Here's something to think about with harddrives that should make even the most determined procrastinator start doing regular backups...
With HD sales, price is everything. The overwhelming majority of consumers will buy a cheaper, more poorly made HD as opposed to paying more for a better made one. All they see is the price.
In order to keep the price down, hard drives are built to the absolute minimum specifications - thinnest possible magnetic coating, least sensitive heads, etc. - that will allow for a working hard drive.
Hard drives COULD be built that would last for decades. But they aren't because no one would buy them. Instead they're built to the lowest possible standards that still gets them within specs.

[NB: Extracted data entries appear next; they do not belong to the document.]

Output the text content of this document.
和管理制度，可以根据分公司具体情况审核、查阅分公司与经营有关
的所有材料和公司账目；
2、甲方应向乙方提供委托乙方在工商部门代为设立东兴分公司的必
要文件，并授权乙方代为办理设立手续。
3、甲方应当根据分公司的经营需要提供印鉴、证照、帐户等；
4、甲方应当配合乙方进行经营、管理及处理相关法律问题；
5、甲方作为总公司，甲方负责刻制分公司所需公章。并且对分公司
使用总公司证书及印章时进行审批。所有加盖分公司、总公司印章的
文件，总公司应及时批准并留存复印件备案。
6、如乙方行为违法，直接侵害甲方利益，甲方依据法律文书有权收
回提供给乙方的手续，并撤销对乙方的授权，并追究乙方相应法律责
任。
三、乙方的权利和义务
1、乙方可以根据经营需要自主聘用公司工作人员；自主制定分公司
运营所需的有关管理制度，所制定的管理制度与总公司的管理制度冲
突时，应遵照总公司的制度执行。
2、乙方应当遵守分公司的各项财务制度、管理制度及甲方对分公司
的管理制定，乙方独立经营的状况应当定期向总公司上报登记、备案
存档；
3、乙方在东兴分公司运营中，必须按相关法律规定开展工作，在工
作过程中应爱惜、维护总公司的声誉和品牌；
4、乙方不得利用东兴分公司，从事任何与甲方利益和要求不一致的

So your hard drive WILL fail - it's not a matter of if, but when.
I have a factory refurb. hard drive (warranty replacement) that squeals - been working fine for over a year, but I fully expect it, and my other hard drive, to fail any day. Because I keep only backups on the second hard drive, and all my files on the first, if either fails I just go buy a new one and either restore the backup or make a new backup as soon as I install the replacement.
This is just another case of "one is none and two is one". Buy two hard drives at a time and use one for primary and one for backup image files only. I use Ghost on a boot floppy (two copies of that, too) to make backups on the second hard drive which is formatted with a FAT32 single partition - that way it's accessable by the DOS boot floppy that has Ghost on it even if the primary OS is down.